Mr. McCarthy was reacting to confirmation from the Minister for Climate Action and Environment that the Government’s plan to cut carbon emissions is not working and to figures from the Environmental Protection Agency which show that Ireland is locked into a trend of rising CO2 emissions.

Figures for the month of August have shown an increase of 4.4% in used car imports while overall year to date nearly 69,000 cars have been imported this year, up 10.7% compared to 2017.

New car registrations year to date are down 3.8% at 119,937 units compared to 124,651 units  over the same period last year. Nissan estimates that imports are displacing up to 50,000 new car sales in the current year, and highlights that apart from the emissions issue, this is resulting in a loss of €300,000,000 to the Irish exchequer with each used car import generating just €2,500 in taxes compared to approximately €8,500 for each new vehicle sold. This loss is set to rise to €400,000,000 in 2019.
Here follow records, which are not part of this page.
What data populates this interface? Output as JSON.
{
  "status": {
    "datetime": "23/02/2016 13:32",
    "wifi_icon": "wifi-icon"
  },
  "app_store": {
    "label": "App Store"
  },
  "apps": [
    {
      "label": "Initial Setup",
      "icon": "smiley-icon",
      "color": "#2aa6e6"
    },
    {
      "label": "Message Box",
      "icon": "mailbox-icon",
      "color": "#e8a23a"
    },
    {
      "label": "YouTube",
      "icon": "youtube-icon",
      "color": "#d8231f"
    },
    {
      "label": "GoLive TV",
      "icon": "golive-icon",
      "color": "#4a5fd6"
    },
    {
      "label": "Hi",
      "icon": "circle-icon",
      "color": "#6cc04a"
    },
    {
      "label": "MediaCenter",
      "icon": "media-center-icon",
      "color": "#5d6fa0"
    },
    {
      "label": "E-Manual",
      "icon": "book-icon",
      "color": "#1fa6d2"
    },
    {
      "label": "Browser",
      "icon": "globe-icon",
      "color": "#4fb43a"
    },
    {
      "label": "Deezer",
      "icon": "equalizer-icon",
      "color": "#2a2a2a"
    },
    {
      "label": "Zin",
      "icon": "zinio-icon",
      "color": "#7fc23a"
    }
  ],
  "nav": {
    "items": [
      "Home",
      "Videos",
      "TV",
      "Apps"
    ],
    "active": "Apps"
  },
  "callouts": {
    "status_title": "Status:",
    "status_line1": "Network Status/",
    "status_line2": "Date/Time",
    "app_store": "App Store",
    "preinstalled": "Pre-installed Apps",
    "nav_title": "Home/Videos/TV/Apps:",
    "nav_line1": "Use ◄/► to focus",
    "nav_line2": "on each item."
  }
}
Mr. McCarthy said that the Government is moving further and further away from achieving its emissions targets. “Over 100,000 used cars will be imported into Ireland in 2018.  About 80,000 of these cars are ‘dirty diesels’ that do not meet the latest Euro 6 emissions standards. However, a loophole in the law allows these cars be sold and put onto Irish roads because they were first registered in the U.K.,” he said.

“We are currently importing nearly 100 of these polluting cars for every electric vehicle (EV) sold. This is seriously undermining the Government’s electro-mobility strategy,” Mr. McCarthy added.

With continued uncertainty over Brexit and weak Sterling rates, Nissan expects the number of used car imports to rise to 120,000 in 2019, exacerbating the challenge to Government to cut carbon emissions.